Gmail uses massive amounts of client-side JavaScript (perhaps compiled from a different language, of course).



There's an option for the basic HTML layout available if you have JS disabled.

That's the second-best approach. The first is using a JS-redirect to the flashy AJAX page, or just overriding all the default handlers necessary with JavaScript (remember, at this point, your content was already (supposed to be) properly rendered for you by the server).


Sure, there is an option for a no-JS version of Gmail, but the default definitely uses Gmail, because the user experience is much better - I think that's pretty clear.

I agree doing some work on the server can also make sense, and that the new pre-rendered JS is an extension of progressive rendering which is not a new technique.
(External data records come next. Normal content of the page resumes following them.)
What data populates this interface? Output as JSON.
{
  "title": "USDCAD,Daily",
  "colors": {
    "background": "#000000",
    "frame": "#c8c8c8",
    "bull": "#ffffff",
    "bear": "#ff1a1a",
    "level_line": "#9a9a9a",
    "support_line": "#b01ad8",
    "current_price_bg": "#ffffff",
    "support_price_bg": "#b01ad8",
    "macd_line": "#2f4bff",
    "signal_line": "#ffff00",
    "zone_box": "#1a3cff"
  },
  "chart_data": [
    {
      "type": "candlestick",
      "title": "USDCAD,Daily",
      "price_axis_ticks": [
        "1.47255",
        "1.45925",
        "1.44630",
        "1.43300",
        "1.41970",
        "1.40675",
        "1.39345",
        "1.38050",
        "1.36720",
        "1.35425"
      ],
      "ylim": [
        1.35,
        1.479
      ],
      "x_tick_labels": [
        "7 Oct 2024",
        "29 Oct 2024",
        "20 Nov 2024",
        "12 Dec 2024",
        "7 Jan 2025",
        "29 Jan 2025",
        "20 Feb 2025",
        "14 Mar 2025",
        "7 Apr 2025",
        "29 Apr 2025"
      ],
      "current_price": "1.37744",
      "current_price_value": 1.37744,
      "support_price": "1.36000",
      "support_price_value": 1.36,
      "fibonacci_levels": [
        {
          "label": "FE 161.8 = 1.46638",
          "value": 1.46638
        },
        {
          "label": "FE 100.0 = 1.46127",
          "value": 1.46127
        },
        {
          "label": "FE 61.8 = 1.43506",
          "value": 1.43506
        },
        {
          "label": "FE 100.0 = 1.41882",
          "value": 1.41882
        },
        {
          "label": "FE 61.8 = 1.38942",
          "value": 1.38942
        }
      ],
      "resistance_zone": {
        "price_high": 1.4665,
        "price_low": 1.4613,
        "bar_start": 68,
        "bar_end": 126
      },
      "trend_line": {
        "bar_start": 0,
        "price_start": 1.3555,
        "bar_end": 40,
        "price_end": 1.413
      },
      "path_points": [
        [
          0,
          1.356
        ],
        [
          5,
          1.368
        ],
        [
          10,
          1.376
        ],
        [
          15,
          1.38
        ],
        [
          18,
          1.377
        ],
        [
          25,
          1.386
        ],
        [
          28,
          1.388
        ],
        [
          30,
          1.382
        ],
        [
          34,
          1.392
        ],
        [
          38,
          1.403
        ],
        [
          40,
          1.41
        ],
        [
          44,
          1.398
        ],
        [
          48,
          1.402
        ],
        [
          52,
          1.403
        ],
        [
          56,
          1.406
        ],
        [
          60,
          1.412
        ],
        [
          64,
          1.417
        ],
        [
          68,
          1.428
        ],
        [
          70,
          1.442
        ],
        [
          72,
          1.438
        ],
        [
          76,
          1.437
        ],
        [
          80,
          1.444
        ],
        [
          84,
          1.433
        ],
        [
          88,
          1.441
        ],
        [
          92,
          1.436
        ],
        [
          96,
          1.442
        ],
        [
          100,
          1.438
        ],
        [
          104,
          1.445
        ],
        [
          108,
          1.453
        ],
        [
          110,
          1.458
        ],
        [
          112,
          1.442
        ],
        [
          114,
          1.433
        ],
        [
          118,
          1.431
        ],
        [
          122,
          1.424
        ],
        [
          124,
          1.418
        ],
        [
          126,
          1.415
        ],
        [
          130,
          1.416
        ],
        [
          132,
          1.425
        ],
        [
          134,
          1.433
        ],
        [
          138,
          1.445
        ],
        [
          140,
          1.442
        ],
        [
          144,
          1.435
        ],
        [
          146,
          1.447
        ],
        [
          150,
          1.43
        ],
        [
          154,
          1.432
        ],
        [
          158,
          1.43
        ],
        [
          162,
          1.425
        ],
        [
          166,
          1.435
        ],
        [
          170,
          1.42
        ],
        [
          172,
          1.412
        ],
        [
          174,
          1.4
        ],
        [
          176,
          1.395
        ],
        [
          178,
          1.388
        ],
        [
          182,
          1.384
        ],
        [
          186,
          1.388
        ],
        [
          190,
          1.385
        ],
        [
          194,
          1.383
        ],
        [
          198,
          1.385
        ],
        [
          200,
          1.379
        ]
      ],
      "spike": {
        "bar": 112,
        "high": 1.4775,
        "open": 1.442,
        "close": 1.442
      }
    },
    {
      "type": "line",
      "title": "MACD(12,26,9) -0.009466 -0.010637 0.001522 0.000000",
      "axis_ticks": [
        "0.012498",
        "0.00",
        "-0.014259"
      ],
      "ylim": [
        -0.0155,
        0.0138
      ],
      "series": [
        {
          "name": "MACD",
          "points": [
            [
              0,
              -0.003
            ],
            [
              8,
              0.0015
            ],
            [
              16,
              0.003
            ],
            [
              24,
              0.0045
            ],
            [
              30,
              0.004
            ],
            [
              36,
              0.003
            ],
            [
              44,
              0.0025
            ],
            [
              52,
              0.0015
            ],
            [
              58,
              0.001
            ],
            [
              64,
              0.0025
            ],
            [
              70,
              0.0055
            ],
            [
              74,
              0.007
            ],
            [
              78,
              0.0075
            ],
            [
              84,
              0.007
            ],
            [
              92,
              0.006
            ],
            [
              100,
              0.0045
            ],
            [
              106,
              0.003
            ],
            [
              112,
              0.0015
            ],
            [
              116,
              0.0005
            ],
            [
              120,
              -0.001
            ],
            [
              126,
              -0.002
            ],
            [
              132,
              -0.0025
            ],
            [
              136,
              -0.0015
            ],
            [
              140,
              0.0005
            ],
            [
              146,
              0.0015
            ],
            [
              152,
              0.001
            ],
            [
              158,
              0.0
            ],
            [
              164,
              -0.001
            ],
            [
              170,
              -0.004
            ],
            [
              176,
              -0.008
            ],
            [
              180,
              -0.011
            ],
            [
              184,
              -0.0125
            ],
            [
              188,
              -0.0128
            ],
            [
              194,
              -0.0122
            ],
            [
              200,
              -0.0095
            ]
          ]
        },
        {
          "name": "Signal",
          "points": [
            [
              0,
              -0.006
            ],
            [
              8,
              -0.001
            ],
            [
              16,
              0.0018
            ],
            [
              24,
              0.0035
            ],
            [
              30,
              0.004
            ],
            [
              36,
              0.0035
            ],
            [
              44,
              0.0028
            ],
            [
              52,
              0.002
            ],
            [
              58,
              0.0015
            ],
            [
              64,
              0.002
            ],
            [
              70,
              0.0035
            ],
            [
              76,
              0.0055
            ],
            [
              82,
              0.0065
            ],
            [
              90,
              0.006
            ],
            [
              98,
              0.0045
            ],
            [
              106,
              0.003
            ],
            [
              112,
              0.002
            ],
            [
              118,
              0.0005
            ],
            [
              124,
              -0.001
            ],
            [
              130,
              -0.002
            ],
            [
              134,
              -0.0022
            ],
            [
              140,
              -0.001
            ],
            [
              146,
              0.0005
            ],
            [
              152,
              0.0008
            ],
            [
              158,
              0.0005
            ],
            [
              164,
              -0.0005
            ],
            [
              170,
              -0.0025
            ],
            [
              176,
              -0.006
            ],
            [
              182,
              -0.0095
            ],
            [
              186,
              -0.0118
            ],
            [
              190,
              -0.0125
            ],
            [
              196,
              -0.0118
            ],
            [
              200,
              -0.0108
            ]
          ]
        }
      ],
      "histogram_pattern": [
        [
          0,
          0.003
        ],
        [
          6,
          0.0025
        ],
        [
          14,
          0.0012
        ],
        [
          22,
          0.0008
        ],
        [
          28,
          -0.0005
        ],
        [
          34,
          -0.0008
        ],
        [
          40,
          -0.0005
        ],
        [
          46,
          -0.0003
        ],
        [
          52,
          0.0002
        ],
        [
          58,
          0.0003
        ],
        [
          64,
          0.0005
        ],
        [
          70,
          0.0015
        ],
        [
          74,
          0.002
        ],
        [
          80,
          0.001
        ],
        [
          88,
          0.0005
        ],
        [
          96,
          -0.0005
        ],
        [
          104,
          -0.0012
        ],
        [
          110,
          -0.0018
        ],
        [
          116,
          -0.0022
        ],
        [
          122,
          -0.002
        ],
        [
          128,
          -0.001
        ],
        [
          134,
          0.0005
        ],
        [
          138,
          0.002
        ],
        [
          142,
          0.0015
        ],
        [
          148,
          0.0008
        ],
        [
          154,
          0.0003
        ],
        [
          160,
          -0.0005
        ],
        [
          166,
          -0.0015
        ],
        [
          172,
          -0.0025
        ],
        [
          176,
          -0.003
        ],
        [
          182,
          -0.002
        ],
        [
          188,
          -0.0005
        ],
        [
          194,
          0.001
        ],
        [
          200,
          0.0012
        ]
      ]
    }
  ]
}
It's a new way of doing it, though.


What you've failed to grasp, twice, is that these sites do have javascript-free versions. Which work.

Not that they don't also have JS-infested versions. Which also sometimes work.


In most cases these are separate apps. "Just build it twice!" is necessary in some cases, but is far from idea.

Progressive enhancement is hard, at least for complex interfaces that need to maintain state. Hard enough that many sites, if they support disabling JS at all, do so by writing an entirely new frontend with a simplified feature set.

Ember + Fastboot provides many of the advantages of progressive enhancement, but is far more productive in many cases.